Hi there c: You know who I am and that I'm a (very) amateur/hobbyist writer. I know how my story will begin and end, though I'm very unsure about what I can do in the middle. All I have is a romantic subplot, and 3 smaller plot points that develop characters and help worldbuild. How many plot points would you recommend in a novel, minus the beginning and end points?
How Many Plot Points Are Enough?
This is a tricky question, because every single book is different, and ever plot point takes a different amount of words to cover. But if you already have your beginning and end, then you’re off to a great start.
My advice would be to turn those smaller, character developing plot points into something larger. Every plot point (and scene) needs to have a direct effect on what comes after it, and on the book’s ending. Which is to say that if you take out anything in your outline, the ending should be changed drastically.

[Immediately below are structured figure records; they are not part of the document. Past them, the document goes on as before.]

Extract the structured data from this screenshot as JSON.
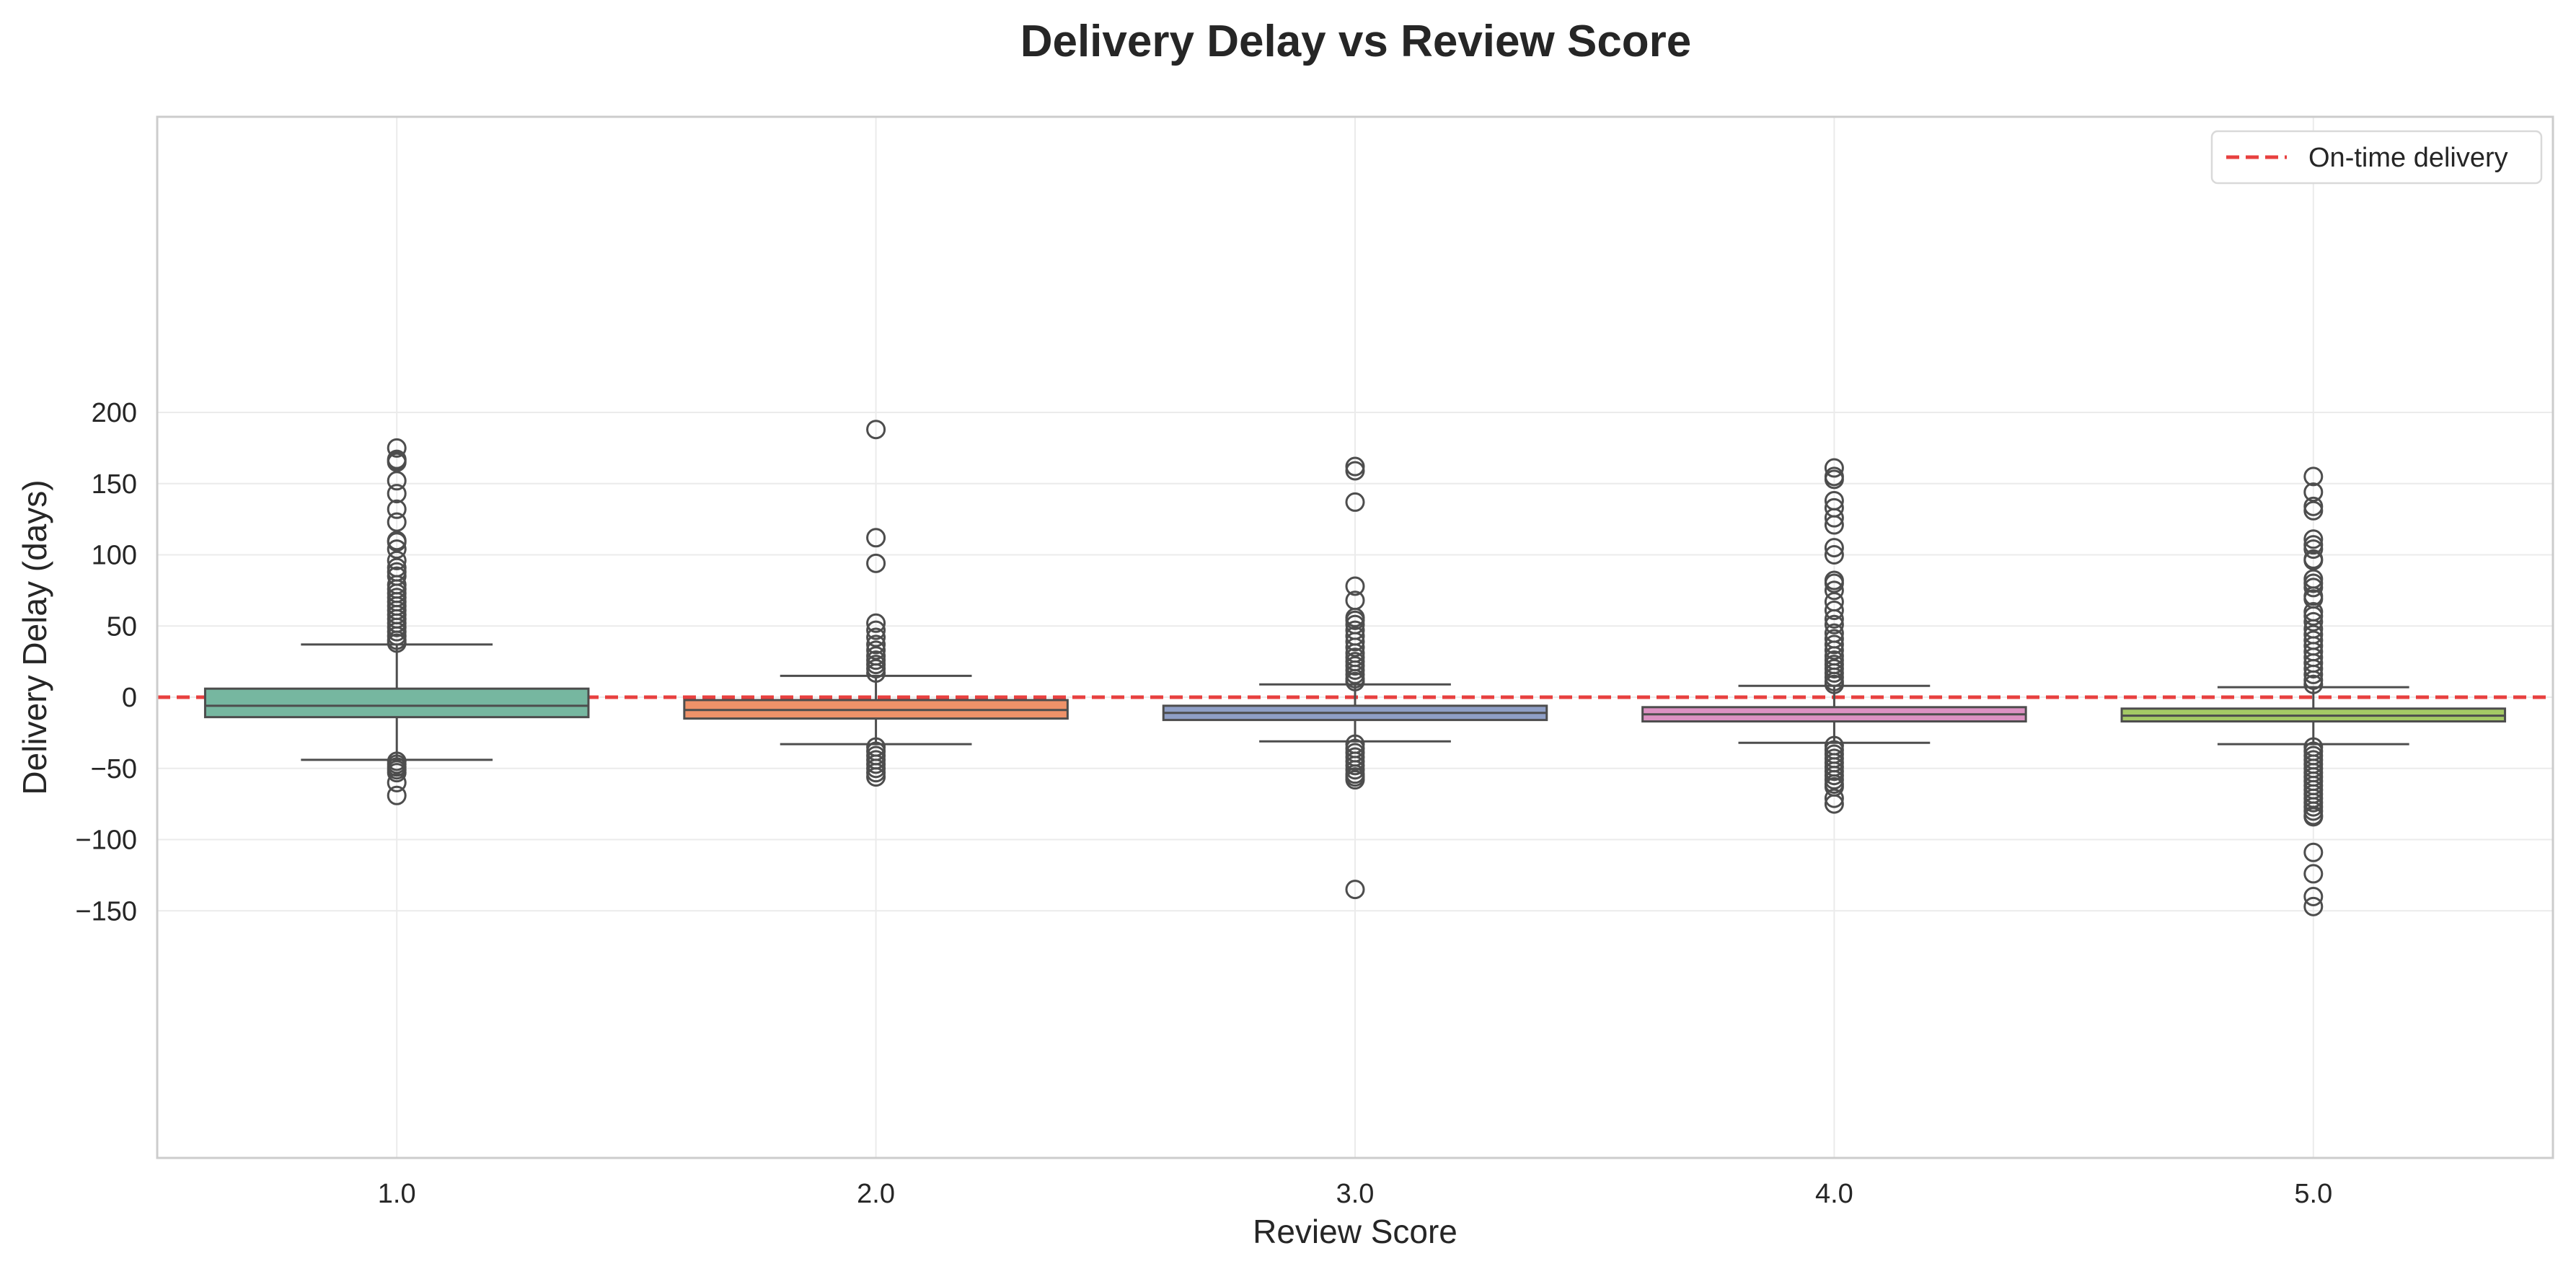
{
  "chart_data": {
    "type": "box",
    "title": "Delivery Delay vs Review Score",
    "xlabel": "Review Score",
    "ylabel": "Delivery Delay (days)",
    "categories": [
      "1.0",
      "2.0",
      "3.0",
      "4.0",
      "5.0"
    ],
    "ylim": [
      -163,
      205
    ],
    "yticks": [
      200,
      150,
      100,
      50,
      0,
      -50,
      -100,
      -150
    ],
    "ytick_labels": [
      "200",
      "150",
      "100",
      "50",
      "0",
      "−50",
      "−100",
      "−150"
    ],
    "grid": true,
    "reference_line": {
      "value": 0,
      "label": "On-time delivery",
      "color": "#e8403f",
      "style": "dashed"
    },
    "legend": {
      "position": "top-right",
      "entries": [
        "On-time delivery"
      ]
    },
    "boxes": [
      {
        "category": "1.0",
        "color": "#76b7a0",
        "q1": -14,
        "median": -6,
        "q3": 6,
        "whisker_low": -44,
        "whisker_high": 37,
        "outliers": [
          175,
          167,
          166,
          165,
          152,
          143,
          132,
          123,
          110,
          109,
          104,
          96,
          91,
          88,
          85,
          79,
          76,
          73,
          70,
          67,
          64,
          61,
          58,
          55,
          52,
          49,
          46,
          43,
          40,
          38,
          -45,
          -47,
          -49,
          -51,
          -53,
          -60,
          -69
        ]
      },
      {
        "category": "2.0",
        "color": "#ef9269",
        "q1": -15,
        "median": -9,
        "q3": -2,
        "whisker_low": -33,
        "whisker_high": 15,
        "outliers": [
          188,
          112,
          94,
          52,
          47,
          42,
          37,
          33,
          29,
          26,
          23,
          20,
          17,
          -35,
          -38,
          -41,
          -44,
          -47,
          -50,
          -53,
          -56
        ]
      },
      {
        "category": "3.0",
        "color": "#8f9fc6",
        "q1": -16,
        "median": -11,
        "q3": -6,
        "whisker_low": -31,
        "whisker_high": 9,
        "outliers": [
          162,
          159,
          137,
          78,
          68,
          56,
          54,
          51,
          47,
          43,
          39,
          35,
          31,
          28,
          25,
          22,
          19,
          16,
          13,
          11,
          -33,
          -36,
          -39,
          -42,
          -45,
          -48,
          -51,
          -54,
          -56,
          -58,
          -135
        ]
      },
      {
        "category": "4.0",
        "color": "#dc91c2",
        "q1": -17,
        "median": -12,
        "q3": -7,
        "whisker_low": -32,
        "whisker_high": 8,
        "outliers": [
          161,
          155,
          153,
          138,
          133,
          126,
          121,
          105,
          100,
          82,
          80,
          75,
          67,
          61,
          55,
          51,
          45,
          41,
          37,
          33,
          29,
          26,
          23,
          20,
          17,
          14,
          11,
          9,
          -34,
          -37,
          -40,
          -43,
          -46,
          -49,
          -52,
          -55,
          -58,
          -61,
          -63,
          -71,
          -75
        ]
      },
      {
        "category": "5.0",
        "color": "#a4c965",
        "q1": -17,
        "median": -13,
        "q3": -8,
        "whisker_low": -33,
        "whisker_high": 7,
        "outliers": [
          155,
          144,
          134,
          131,
          111,
          107,
          104,
          97,
          96,
          83,
          80,
          77,
          71,
          69,
          60,
          57,
          53,
          48,
          44,
          40,
          36,
          32,
          28,
          24,
          20,
          16,
          12,
          9,
          -35,
          -38,
          -41,
          -44,
          -47,
          -50,
          -53,
          -56,
          -59,
          -62,
          -65,
          -68,
          -71,
          -74,
          -77,
          -80,
          -83,
          -84,
          -109,
          -124,
          -140,
          -147
        ]
      }
    ]
  }
}
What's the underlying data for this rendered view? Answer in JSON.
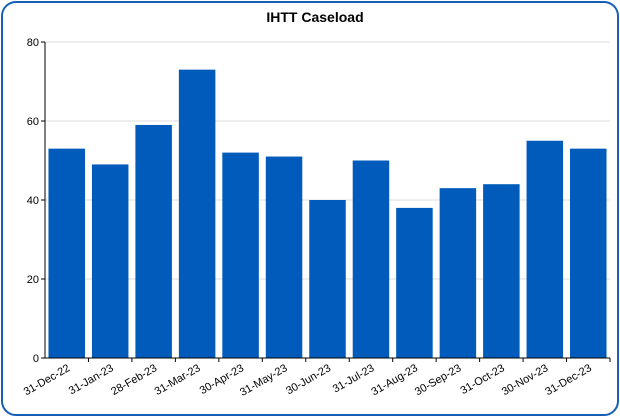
{
  "chart_data": {
    "type": "bar",
    "title": "IHTT Caseload",
    "categories": [
      "31-Dec-22",
      "31-Jan-23",
      "28-Feb-23",
      "31-Mar-23",
      "30-Apr-23",
      "31-May-23",
      "30-Jun-23",
      "31-Jul-23",
      "31-Aug-23",
      "30-Sep-23",
      "31-Oct-23",
      "30-Nov-23",
      "31-Dec-23"
    ],
    "values": [
      53,
      49,
      59,
      73,
      52,
      51,
      40,
      50,
      38,
      43,
      44,
      55,
      53
    ],
    "color": "#005bbb",
    "ylim": [
      0,
      80
    ],
    "yticks": [
      0,
      20,
      40,
      60,
      80
    ],
    "grid": true
  }
}
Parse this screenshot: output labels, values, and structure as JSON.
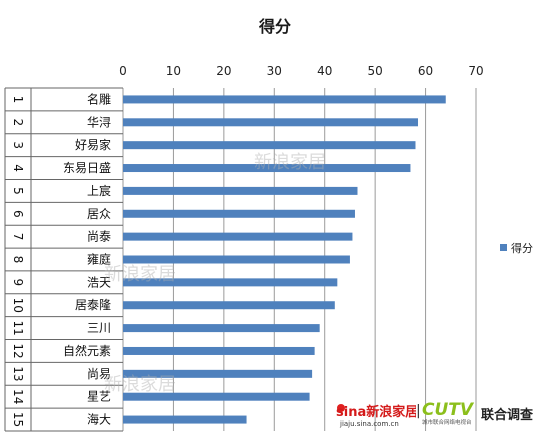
{
  "chart_data": {
    "type": "bar",
    "orientation": "horizontal",
    "title": "得分",
    "xlim": [
      0,
      70
    ],
    "xticks": [
      0,
      10,
      20,
      30,
      40,
      50,
      60,
      70
    ],
    "ranks": [
      "1",
      "2",
      "3",
      "4",
      "5",
      "6",
      "7",
      "8",
      "9",
      "10",
      "11",
      "12",
      "13",
      "14",
      "15"
    ],
    "categories": [
      "名雕",
      "华浔",
      "好易家",
      "东易日盛",
      "上宸",
      "居众",
      "尚泰",
      "雍庭",
      "浩天",
      "居泰隆",
      "三川",
      "自然元素",
      "尚易",
      "星艺",
      "海大"
    ],
    "series": [
      {
        "name": "得分",
        "values": [
          64,
          58.5,
          58,
          57,
          46.5,
          46,
          45.5,
          45,
          42.5,
          42,
          39,
          38,
          37.5,
          37,
          24.5
        ]
      }
    ],
    "legend": {
      "position": "right",
      "label": "得分"
    },
    "colors": {
      "bar": "#4F81BD",
      "grid": "#9a9a9a"
    },
    "watermarks": [
      "新浪家居",
      "新浪家居",
      "新浪家居"
    ]
  },
  "branding": {
    "sina_logo": "sina新浪家居",
    "sina_url": "jiaju.sina.com.cn",
    "separator": "|",
    "cutv_logo": "CUTV",
    "cutv_sub": "城市联合网络电视台",
    "survey_label": "联合调查"
  }
}
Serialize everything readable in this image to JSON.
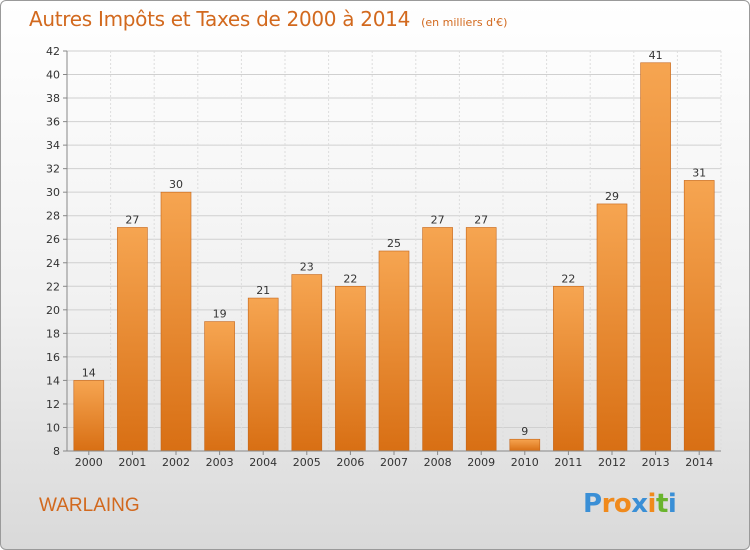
{
  "title": "Autres Impôts et Taxes de 2000 à 2014",
  "subtitle": "(en milliers d'€)",
  "location": "WARLAING",
  "logo": {
    "letters": [
      "P",
      "r",
      "o",
      "x",
      "i",
      "t",
      "i"
    ],
    "colors": [
      "#3a8fd6",
      "#f08a1c",
      "#f08a1c",
      "#3a8fd6",
      "#f08a1c",
      "#6ab42d",
      "#3a8fd6"
    ]
  },
  "colors": {
    "bar_light": "#f6a551",
    "bar_dark": "#d86f14",
    "title": "#d2691e"
  },
  "chart_data": {
    "type": "bar",
    "categories": [
      "2000",
      "2001",
      "2002",
      "2003",
      "2004",
      "2005",
      "2006",
      "2007",
      "2008",
      "2009",
      "2010",
      "2011",
      "2012",
      "2013",
      "2014"
    ],
    "values": [
      14,
      27,
      30,
      19,
      21,
      23,
      22,
      25,
      27,
      27,
      9,
      22,
      29,
      41,
      31
    ],
    "ylim": [
      8,
      42
    ],
    "yticks": [
      8,
      10,
      12,
      14,
      16,
      18,
      20,
      22,
      24,
      26,
      28,
      30,
      32,
      34,
      36,
      38,
      40,
      42
    ],
    "grid": true
  }
}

I’m assuming that if you have an ending, you have an antagonist, and if you have an antagonist, you have a Big Bad Thing your protagonist wants to prevent. Every plot point should be a step your protagonist takes in the processes of preventing that Big Bad Thing, in which the antagonist subsequentially makes that Big Bad Thing more Big or more Bad and harder to prevent.
Sometimes the protagonist knows all the steps ahead of time (like in a heist or a quest), though most of the time they only know the next step they’re going to take, which they may believe will be the final step. But you as the writer should know the entire process already.
If you’re struggling with not having enough meat in your book, try taking a couple of these steps, and throwing a wrench into them. How does your protagonist deal with having their plan utterly fail? What happens when you take away all the resources they were counting on? If they sacrifice everything to try to accomplish what they think will prevent the Big Bad Thing, but still fail, what do they do next? How do they recover, to come back harder and stronger the next time?
You don’t want to push your protagonist to their breaking point until the end of the story, just before the climax, but you still want to fracture a few bones along the way. Every time you hit them with something that throws them off their path, they have to find a new and better method of getting to the next step.
That’s all a plot is; your protagonist moves towards a goal, at times a constantly shifting goal, and as they do, they alternate between making progress, and being forced to side track around an ever larger obstacle.